Going Courting: Justices Hear Gay Marriage Case

Attorneys seeking to overturn California's voter-approved same-sex marriage ban tried to persuade a skeptical panel of justices that the public's right to change the state constitution should not extend to depriving a minority group of the right to wed.
With thousands demonstrating outside, the California Supreme Court appeared reluctant during three hours of arguments to override Proposition 8. One justice said the people have a "very, very broad, well-established" authority to amend the state's governing framework at the ballot box.
Associate Justice Joyce Kennard says the judges' power is very limited to override the will of voters. Kennard was in the court majority that ruled just 10 months ago that prohibiting gay marriage violated civil rights.
Chief Justice Ron George, also among the four justices who last year voted in favor of gay marriage, echoed Kennard's qualms. George says it is up to the Legislature or voters -- not the court -- to make the process more difficult.

Closer to home, activists on both sides of the issue gathered to watch the hearing with friends. In Rancho Penasquitos, nearly a dozen supporters of Prop 8 watched on a computer feed at a home, while in Hillcrest at the Lesbian Gay Bisexual and Transgender Center, dozens of people who opposed Proposition 8 gathered to watch on a projector inside the center's library.
While the two sides disagree on the definition of marriage, they do agree on one thing: The issue has dragged on long enough.
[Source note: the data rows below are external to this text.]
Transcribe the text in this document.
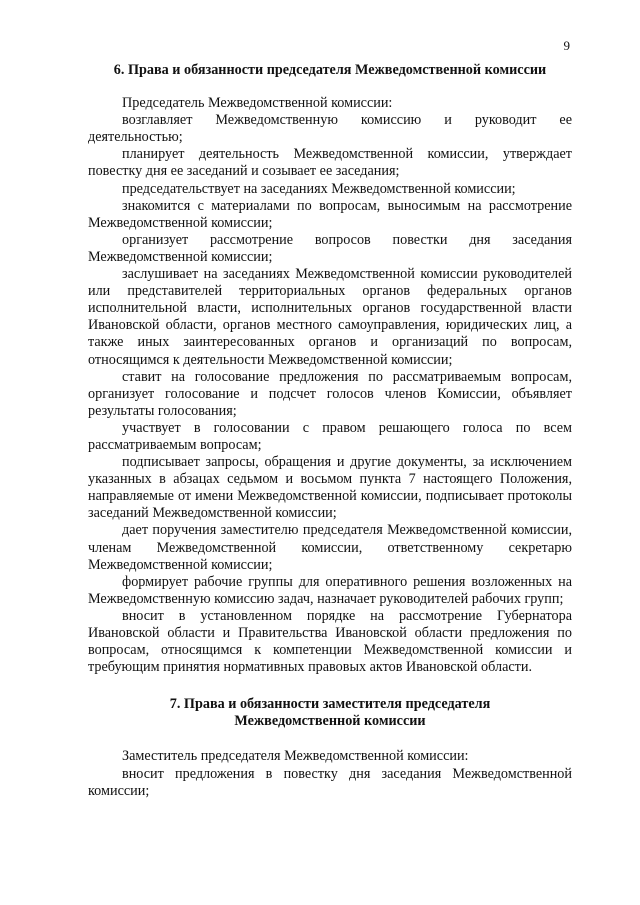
9
6. Права и обязанности председателя Межведомственной комиссии

Председатель Межведомственной комиссии:

возглавляет Межведомственную комиссию и руководит ее деятельностью;

планирует деятельность Межведомственной комиссии, утверждает повестку дня ее заседаний и созывает ее заседания;

председательствует на заседаниях Межведомственной комиссии;

знакомится с материалами по вопросам, выносимым на рассмотрение Межведомственной комиссии;

организует рассмотрение вопросов повестки дня заседания Межведомственной комиссии;

заслушивает на заседаниях Межведомственной комиссии руководителей или представителей территориальных органов федеральных органов исполнительной власти, исполнительных органов государственной власти Ивановской области, органов местного самоуправления, юридических лиц, а также иных заинтересованных органов и организаций по вопросам, относящимся к деятельности Межведомственной комиссии;

ставит на голосование предложения по рассматриваемым вопросам, организует голосование и подсчет голосов членов Комиссии, объявляет результаты голосования;

участвует в голосовании с правом решающего голоса по всем рассматриваемым вопросам;

подписывает запросы, обращения и другие документы, за исключением указанных в абзацах седьмом и восьмом пункта 7 настоящего Положения, направляемые от имени Межведомственной комиссии, подписывает протоколы заседаний Межведомственной комиссии;

дает поручения заместителю председателя Межведомственной комиссии, членам Межведомственной комиссии, ответственному секретарю Межведомственной комиссии;

формирует рабочие группы для оперативного решения возложенных на Межведомственную комиссию задач, назначает руководителей рабочих групп;

вносит в установленном порядке на рассмотрение Губернатора Ивановской области и Правительства Ивановской области предложения по вопросам, относящимся к компетенции Межведомственной комиссии и требующим принятия нормативных правовых актов Ивановской области.

7. Права и обязанности заместителя председателя
Межведомственной комиссии

Заместитель председателя Межведомственной комиссии:

вносит предложения в повестку дня заседания Межведомственной комиссии;
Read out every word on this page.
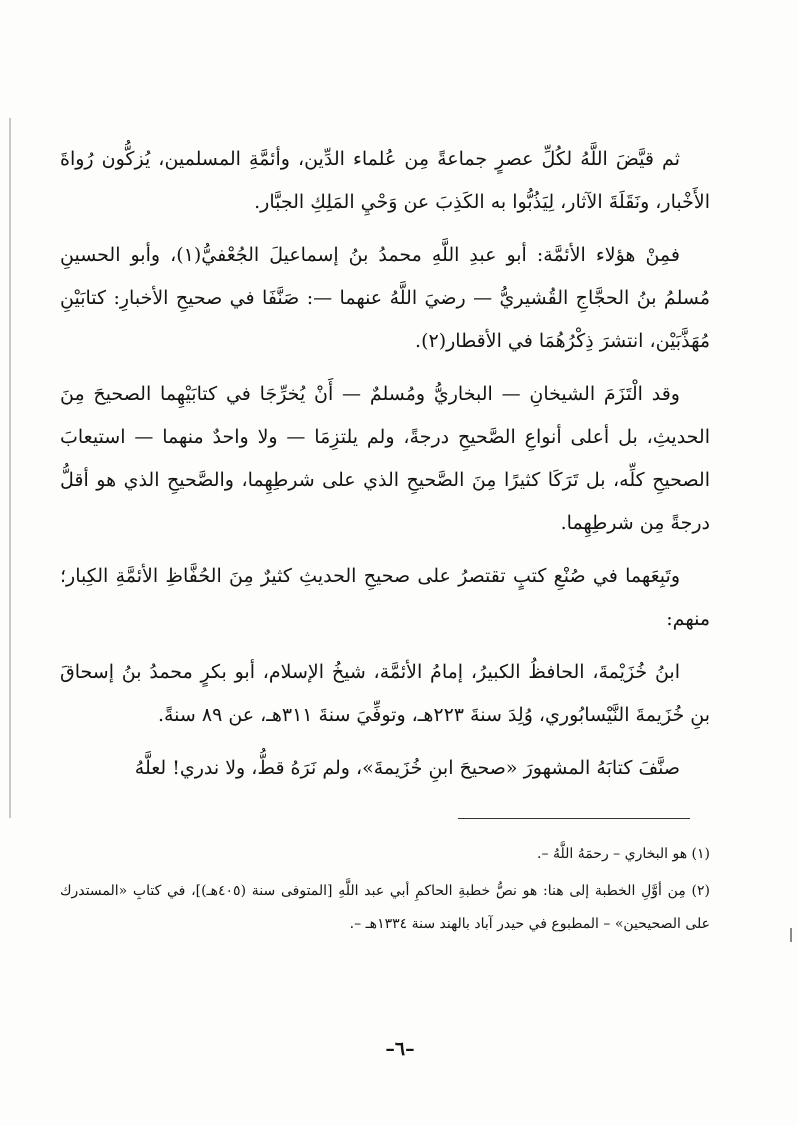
ثم قيَّضَ اللَّهُ لكُلِّ عصرٍ جماعةً مِن عُلماء الدِّين، وأئمَّةِ المسلمين، يُزكُّون رُواةَ الأَخْبار، ونَقَلَةَ الآثار، لِيَذُبُّوا به الكَذِبَ عن وَحْيِ المَلِكِ الجبَّار.

فمِنْ هؤلاء الأئمَّة: أبو عبدِ اللَّهِ محمدُ بنُ إسماعيلَ الجُعْفيُّ(١)، وأبو الحسينِ مُسلمُ بنُ الحجَّاجِ القُشيريُّ — رضيَ اللَّهُ عنهما —: صَنَّفَا في صحيحِ الأخبارِ: كتابَيْنِ مُهَذَّبَيْن، انتشرَ ذِكْرُهُمَا في الأقطار(٢).

وقد الْتَزَمَ الشيخانِ — البخاريُّ ومُسلمٌ — أَنْ يُخرِّجَا في كتابَيْهِما الصحيحَ مِنَ الحديثِ، بل أعلى أنواعِ الصَّحيحِ درجةً، ولم يلتزِمَا — ولا واحدٌ منهما — استيعابَ الصحيحِ كلِّه، بل تَرَكَا كثيرًا مِنَ الصَّحيحِ الذي على شرطِهِما، والصَّحيحِ الذي هو أقلُّ درجةً مِن شرطِهِما.

وتَبِعَهما في صُنْعِ كتبٍ تقتصرُ على صحيحِ الحديثِ كثيرٌ مِنَ الحُفَّاظِ الأئمَّةِ الكِبار؛ منهم:

ابنُ خُزَيْمةَ، الحافظُ الكبيرُ، إمامُ الأئمَّة، شيخُ الإسلام، أبو بكرٍ محمدُ بنُ إسحاقَ بنِ خُزَيمةَ النَّيْسابُوري، وُلِدَ سنةَ ٢٢٣هـ، وتوفِّيَ سنةَ ٣١١هـ، عن ٨٩ سنةً.

صنَّفَ كتابَهُ المشهورَ «صحيحَ ابنِ خُزَيمةَ»، ولم نَرَهُ قطُّ، ولا ندري! لعلَّهُ

(١) هو البخاري – رحمَهُ اللَّهُ –.

(٢) مِن أوَّلِ الخطبة إلى هنا: هو نصُّ خطبةِ الحاكمِ أبي عبد اللَّهِ [المتوفى سنة (٤٠٥هـ)]، في كتابِ «المستدرك على الصحيحين» – المطبوع في حيدر آباد بالهند سنة ١٣٣٤هـ –.

–٦–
"It's hurting so many people," same-sex marriage supporter Marissa Piper-Young said. "It's dividing communities and families. I can't stand watching it anymore. I'm sick of it."

"Democracy is being undermined by all three branches of the government, and it's really frustrating when the governor says we should really repeal the vote of the people," said same-sex marriage opponent Liz Agle.

The justices have 90 days to make a ruling on this case.